Heute stand ein Ausflug in den Nationalpark Tierra del Fuego auf dem Programm. Das geschützte Naturgebiet am südlichen Ende Südamerikas umfasst mehr als 63000 Hektar und ist bekannt für seine abwechslungsreichen Landschaften mit dichten Wäldern, Bergen und Küstenabschnitten, die über Jahrtausende von Gletschern geformt wurden. Unser erster Halt war Ensenada Zaratiegui, eine malerische Bucht mit Blick auf den Beagle-Kanal. Hier befand sich einst das südlichste Postamt Argentiniens, von dem Besucher Postkarten vom „Ende der Welt“ verschicken konnten. Auch wenn das Postamt heute nicht mehr in Betrieb ist, zählt der Ort weiterhin zu den schönsten Aussichtspunkten des Nationalparks. Anschließend fuhren wir zur Lapataia-Bucht. Dort befindet sich das berühmte Schild „Fin del Mundo“, das das südliche Ende der Ruta 3 markiert. Die Straße ist Teil des Panamericana-Straßennetzes, das sich von Alaska bis nach Feuerland erstreckt. Umgeben von Bergen, Wäldern und glasklaren Gewässern wurde schnell deutlich, warum dieser Ort für viele Besucher ein absolutes Pflichtfoto ist. Nicht weit entfernt entdeckten wir zudem einen Chimango-Karakara, einen in Südamerika heimischen Greifvogel, der für eine willkommene Tierbeobachtung sorgte. Unser nächster Stopp war das Besucherzentrum Alakush, dessen Ausstellungen spannende Einblicke in das einzigartige Ökosystem der Region sowie die Geschichte der indigenen Bevölkerung vermitteln. Danach ging es weiter zum Lago Roca, einem Gletschersee nahe der Grenze zwischen Argentinien und Chile. Kurz darauf folgte das Highlight des Tages: eine Fahrt mit dem berühmten Tren del Fin del Mundo, dem „Zug ans Ende der Welt“. Die historische Bahn gilt als südlichste Eisenbahnstrecke der Erde und folgt teilweise jener Route, die einst von Gefangenen der ehemaligen Strafkolonie Ushuaias genutzt wurde.
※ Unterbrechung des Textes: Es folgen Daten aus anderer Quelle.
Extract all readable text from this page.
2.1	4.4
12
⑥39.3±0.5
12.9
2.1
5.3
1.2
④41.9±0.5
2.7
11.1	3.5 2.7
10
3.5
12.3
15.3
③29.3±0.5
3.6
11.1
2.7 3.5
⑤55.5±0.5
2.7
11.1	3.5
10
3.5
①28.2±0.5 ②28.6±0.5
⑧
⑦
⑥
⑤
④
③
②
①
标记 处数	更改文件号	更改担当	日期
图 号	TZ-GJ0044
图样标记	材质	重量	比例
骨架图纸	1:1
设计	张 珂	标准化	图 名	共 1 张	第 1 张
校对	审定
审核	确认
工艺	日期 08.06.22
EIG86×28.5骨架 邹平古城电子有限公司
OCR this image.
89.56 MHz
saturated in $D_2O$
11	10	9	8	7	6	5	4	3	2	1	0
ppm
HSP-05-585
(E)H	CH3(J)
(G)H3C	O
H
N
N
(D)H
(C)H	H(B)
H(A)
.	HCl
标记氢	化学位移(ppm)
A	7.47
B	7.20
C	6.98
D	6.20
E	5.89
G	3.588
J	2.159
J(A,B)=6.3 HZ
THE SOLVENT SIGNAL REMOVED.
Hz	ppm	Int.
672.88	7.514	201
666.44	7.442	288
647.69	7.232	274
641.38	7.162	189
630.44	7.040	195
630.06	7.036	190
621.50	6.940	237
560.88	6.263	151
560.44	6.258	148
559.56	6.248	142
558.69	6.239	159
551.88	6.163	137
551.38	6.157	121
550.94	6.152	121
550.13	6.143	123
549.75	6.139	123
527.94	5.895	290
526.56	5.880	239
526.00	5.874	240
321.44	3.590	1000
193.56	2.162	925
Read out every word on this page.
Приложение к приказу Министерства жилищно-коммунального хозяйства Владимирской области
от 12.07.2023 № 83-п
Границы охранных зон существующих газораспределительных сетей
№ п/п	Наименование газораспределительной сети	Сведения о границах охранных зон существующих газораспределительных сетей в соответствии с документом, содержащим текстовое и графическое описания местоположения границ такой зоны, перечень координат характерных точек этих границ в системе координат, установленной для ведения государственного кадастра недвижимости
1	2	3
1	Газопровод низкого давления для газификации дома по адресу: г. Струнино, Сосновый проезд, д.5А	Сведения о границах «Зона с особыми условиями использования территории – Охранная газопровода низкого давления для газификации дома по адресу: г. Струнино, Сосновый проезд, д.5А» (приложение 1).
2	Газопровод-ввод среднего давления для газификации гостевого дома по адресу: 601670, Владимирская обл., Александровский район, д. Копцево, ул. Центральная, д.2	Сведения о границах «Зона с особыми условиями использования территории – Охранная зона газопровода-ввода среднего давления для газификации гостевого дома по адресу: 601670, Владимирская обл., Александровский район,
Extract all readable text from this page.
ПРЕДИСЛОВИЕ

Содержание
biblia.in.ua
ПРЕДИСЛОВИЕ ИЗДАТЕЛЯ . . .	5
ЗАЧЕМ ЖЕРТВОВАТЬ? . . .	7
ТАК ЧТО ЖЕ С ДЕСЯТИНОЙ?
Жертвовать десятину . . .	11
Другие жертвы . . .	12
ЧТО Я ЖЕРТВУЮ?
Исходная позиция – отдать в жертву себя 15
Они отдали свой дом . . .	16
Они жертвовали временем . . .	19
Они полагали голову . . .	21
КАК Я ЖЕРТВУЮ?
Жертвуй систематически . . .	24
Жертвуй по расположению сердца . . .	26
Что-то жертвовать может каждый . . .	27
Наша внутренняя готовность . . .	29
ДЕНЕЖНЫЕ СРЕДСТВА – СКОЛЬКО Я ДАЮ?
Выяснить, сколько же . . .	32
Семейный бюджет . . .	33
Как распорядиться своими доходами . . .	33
Heute führt die Strecke durch Wälder, Torfmoore und Flusstäler und vermittelt gleichzeitig Einblicke in die Geschichte der Region. Während der Zug durch die raue Landschaft rollte und dabei den Río Pipo sowie den Wasserfall Cascada Macarena passierte, fühlte es sich an, als würde man in eine andere Zeit eintauchen.
Zurück in Ushuaia spazierten wir entlang der Uferpromenade zum Ushuaia-Schriftzug und zum Schiffswrack der Saint Christopher. Anschließend schlenderten wir über die Avenida San Martín, die Hauptstraße der Stadt mit ihren Geschäften, Restaurants und Bars. Als sich der Tag dem Ende neigte, tauchte die untergehende Sonne die umliegenden Berge in warmes Licht, bevor über dem Beagle-Kanal die Blaue Stunde begann. Da die Azamara Quest über Nacht im Hafen blieb, bestand keinerlei Eile, zum Schiff zurückzukehren. So konnten wir die besondere Atmosphäre der südlichsten Stadt der Welt noch etwas länger genießen.
End of the World Train
Chimango Caracara
Fahren durch den Beagle-Kanal
Als die Azamara Quest am nächsten Morgen Ushuaia verließ, begann die Fahrt westwärts durch den Beagle-Kanal. Der Kanal ist nach der HMS Beagle benannt, dem britischen Vermessungsschiff, das diese Gewässer erforschte und kartografierte. Bis heute ist er eng mit Charles Darwin verbunden, der während der berühmten wissenschaftlichen Forschungsreise des Schiffes an Bord war. Mit einer Länge von mehr als 240 Kilometern bildet der Beagle-Kanal eine natürliche Wasserstraße zwischen Argentinien und Chile und verbindet über das komplexe Netz aus Kanälen und Fjorden an der Südspitze Südamerikas Atlantik und Pazifik miteinander. Die schmale Wasserstraße wurde während der letzten Eiszeit von gewaltigen Gletschern geformt. Den gesamten Tag über boten sich auf beiden Seiten des Schiffes spektakuläre Ausblicke: Schneebedeckte Berggipfel ragten über dichten Wäldern auf, Gletscher klammerten sich an die Berghänge und zahllose Wasserfälle stürzten in die darunterliegenden Gewässer.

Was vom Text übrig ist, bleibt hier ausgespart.